Monday, May. 15, 1995

ISN'T IT RICH?

By CHRISTOPHER JOHN FARLEY

Broadway. the very word conjures up familiar images-descending helicopters, ascending cats, lines of embarrassingly exuberant dancers kicking up their legs and belting out endless choruses of catchy ditties. The word jazz evokes an aesthetic of a different sort-two-drink minimums, low-key cool, wandering saxophone solos that trail off into ecstasy. The new album Color and Light: Jazz Sketches on Sondheim brings the worlds of jazz and Broadway together, and the result is a sensuous, satisfying collection of songs. These interpretations are more intelligent and textured than the average Broadway show tune, yet they contain more melodiousness and amiability than one usually expects from jazz.
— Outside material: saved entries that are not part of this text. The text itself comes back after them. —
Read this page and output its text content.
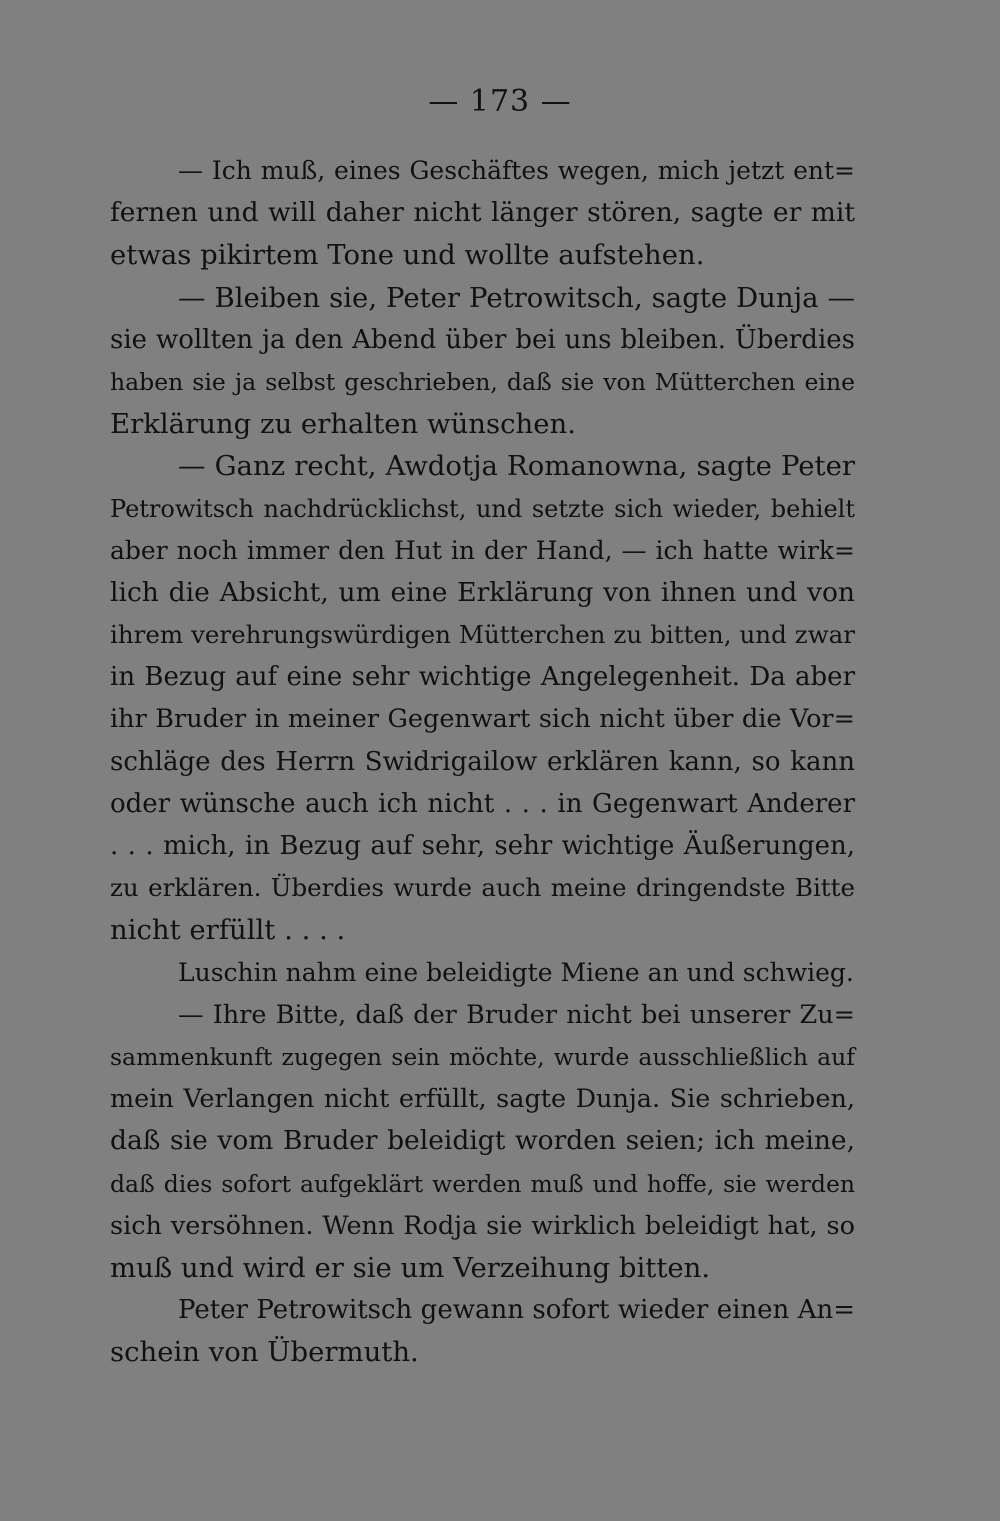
— 173 —
— Ich muß, eines Geschäftes wegen, mich jetzt ent=
fernen und will daher nicht länger stören, sagte er mit
etwas pikirtem Tone und wollte aufstehen.
— Bleiben sie, Peter Petrowitsch, sagte Dunja —
sie wollten ja den Abend über bei uns bleiben. Überdies
haben sie ja selbst geschrieben, daß sie von Mütterchen eine
Erklärung zu erhalten wünschen.
— Ganz recht, Awdotja Romanowna, sagte Peter
Petrowitsch nachdrücklichst, und setzte sich wieder, behielt
aber noch immer den Hut in der Hand, — ich hatte wirk=
lich die Absicht, um eine Erklärung von ihnen und von
ihrem verehrungswürdigen Mütterchen zu bitten, und zwar
in Bezug auf eine sehr wichtige Angelegenheit. Da aber
ihr Bruder in meiner Gegenwart sich nicht über die Vor=
schläge des Herrn Swidrigailow erklären kann, so kann
oder wünsche auch ich nicht . . . in Gegenwart Anderer
. . . mich, in Bezug auf sehr, sehr wichtige Äußerungen,
zu erklären. Überdies wurde auch meine dringendste Bitte
nicht erfüllt . . . .
Luschin nahm eine beleidigte Miene an und schwieg.
— Ihre Bitte, daß der Bruder nicht bei unserer Zu=
sammenkunft zugegen sein möchte, wurde ausschließlich auf
mein Verlangen nicht erfüllt, sagte Dunja. Sie schrieben,
daß sie vom Bruder beleidigt worden seien; ich meine,
daß dies sofort aufgeklärt werden muß und hoffe, sie werden
sich versöhnen. Wenn Rodja sie wirklich beleidigt hat, so
muß und wird er sie um Verzeihung bitten.
Peter Petrowitsch gewann sofort wieder einen An=
schein von Übermuth.
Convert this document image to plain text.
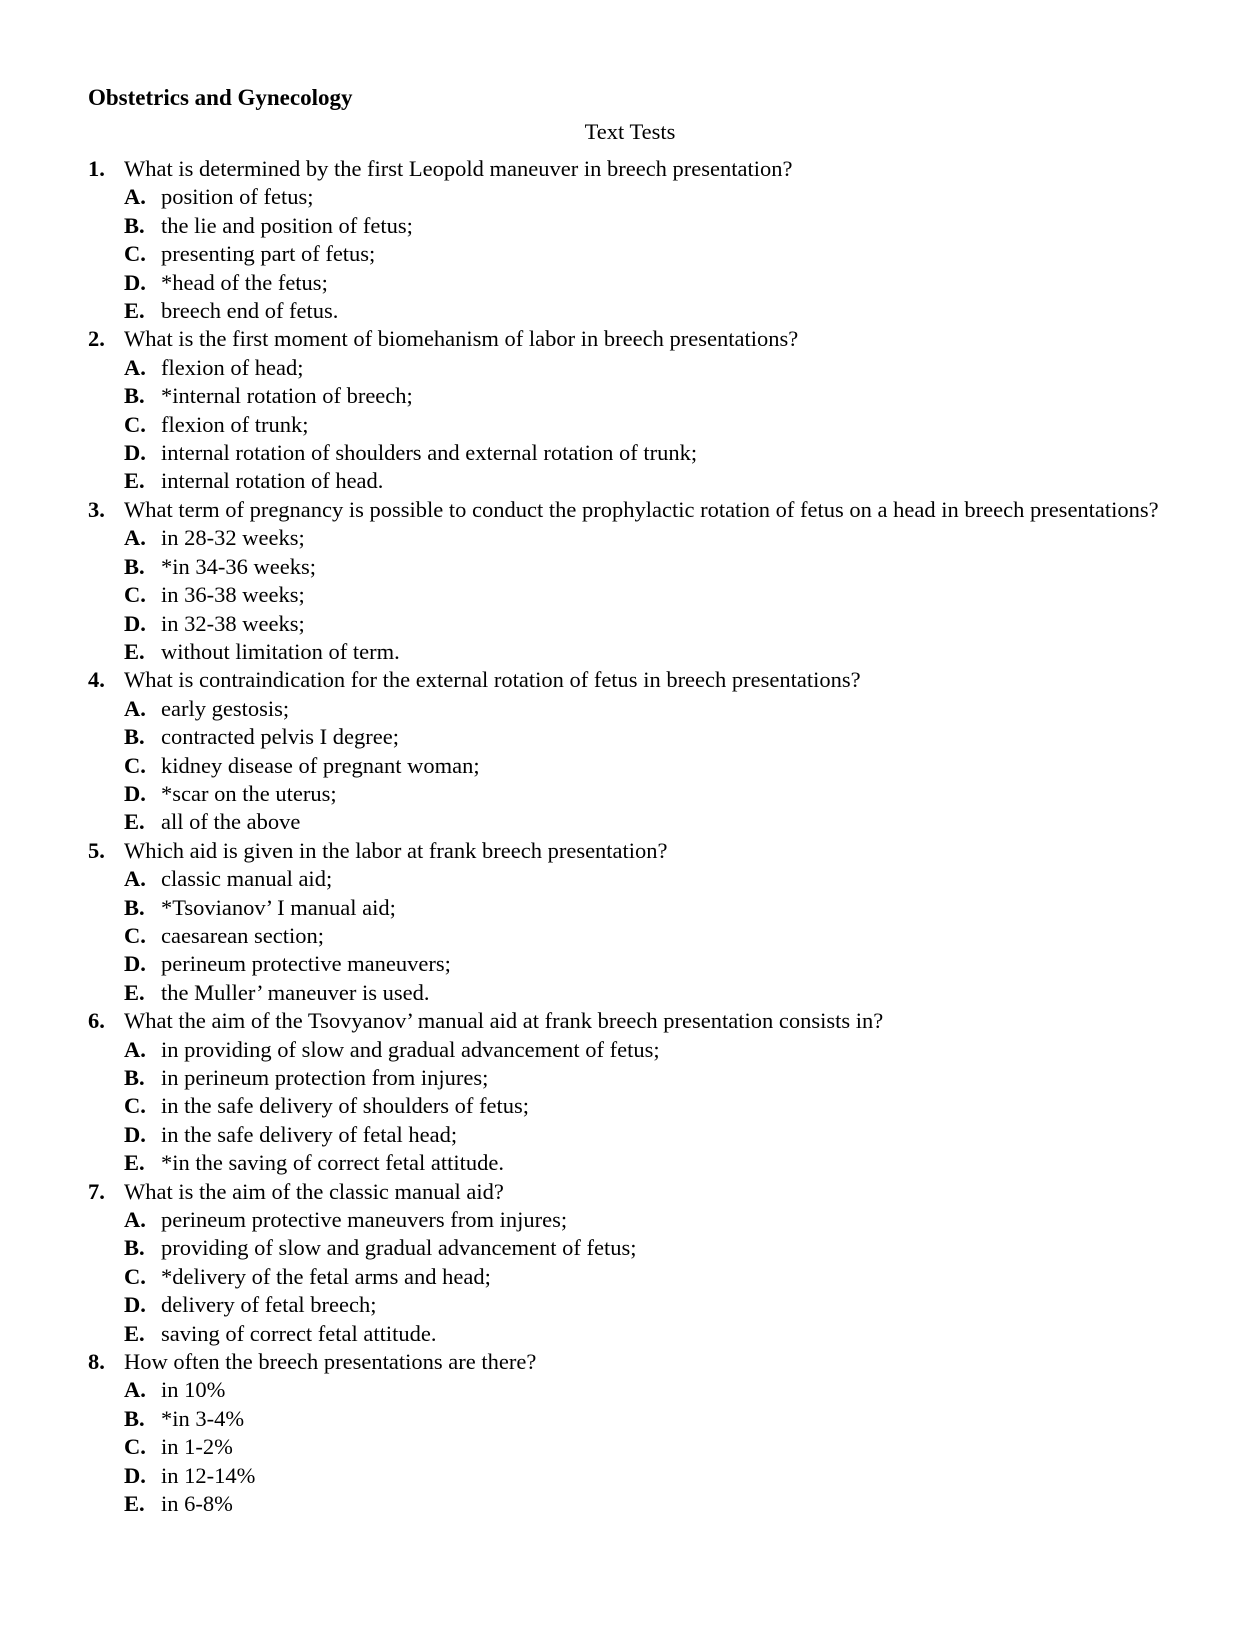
Obstetrics and Gynecology
Text Tests
1. What is determined by the first Leopold maneuver in breech presentation?
A. position of fetus;
B. the lie and position of fetus;
C. presenting part of fetus;
D. *head of the fetus;
E. breech end of fetus.
2. What is the first moment of biomehanism of labor in breech presentations?
A. flexion of head;
B. *internal rotation of breech;
C. flexion of trunk;
D. internal rotation of shoulders and external rotation of trunk;
E. internal rotation of head.
3. What term of pregnancy is possible to conduct the prophylactic rotation of fetus on a head in breech presentations?
A. in 28-32 weeks;
B. *in 34-36 weeks;
C. in 36-38 weeks;
D. in 32-38 weeks;
E. without limitation of term.
4. What is contraindication for the external rotation of fetus in breech presentations?
A. early gestosis;
B. contracted pelvis I degree;
C. kidney disease of pregnant woman;
D. *scar on the uterus;
E. all of the above
5. Which aid is given in the labor at frank breech presentation?
A. classic manual aid;
B. *Tsovianov’ I manual aid;
C. caesarean section;
D. perineum protective maneuvers;
E. the Muller’ maneuver is used.
6. What the aim of the Tsovyanov’ manual aid at frank breech presentation consists in?
A. in providing of slow and gradual advancement of fetus;
B. in perineum protection from injures;
C. in the safe delivery of shoulders of fetus;
D. in the safe delivery of fetal head;
E. *in the saving of correct fetal attitude.
7. What is the aim of the classic manual aid?
A. perineum protective maneuvers from injures;
B. providing of slow and gradual advancement of fetus;
C. *delivery of the fetal arms and head;
D. delivery of fetal breech;
E. saving of correct fetal attitude.
8. How often the breech presentations are there?
A. in 10%
B. *in 3-4%
C. in 1-2%
D. in 12-14%
E. in 6-8%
Stephen Sondheim is among Broadway's best and most daring songwriters (A Little Night Music, Sunday in the Park with George), but his cerebral, challenging compositions possess depths that cannot always be fully explored in the sometimes constraining format of musical theater. Those depths are plumbed here. Each track on Color and Light features one or more jazz musicians performing a Sondheim show tune. Singer Peabo Bryson and saxophonist Joshua Redman join forces on a version of Sondheim's Pretty Women (from the musical Sweeney Todd) that is mature and mysterious, dark and sweet. Grover Washington Jr., with charismatic sax runs, turns the understated melody of Every Day a Little Death (from A Little Night Music) into something direct and forceful. And Bryson and vocalist Nancy Wilson transform Loving You (from Passion) into a soul-bearing vocal duet that haunts and enchants. Show tunes have rarely sounded so rich, so smart and so good.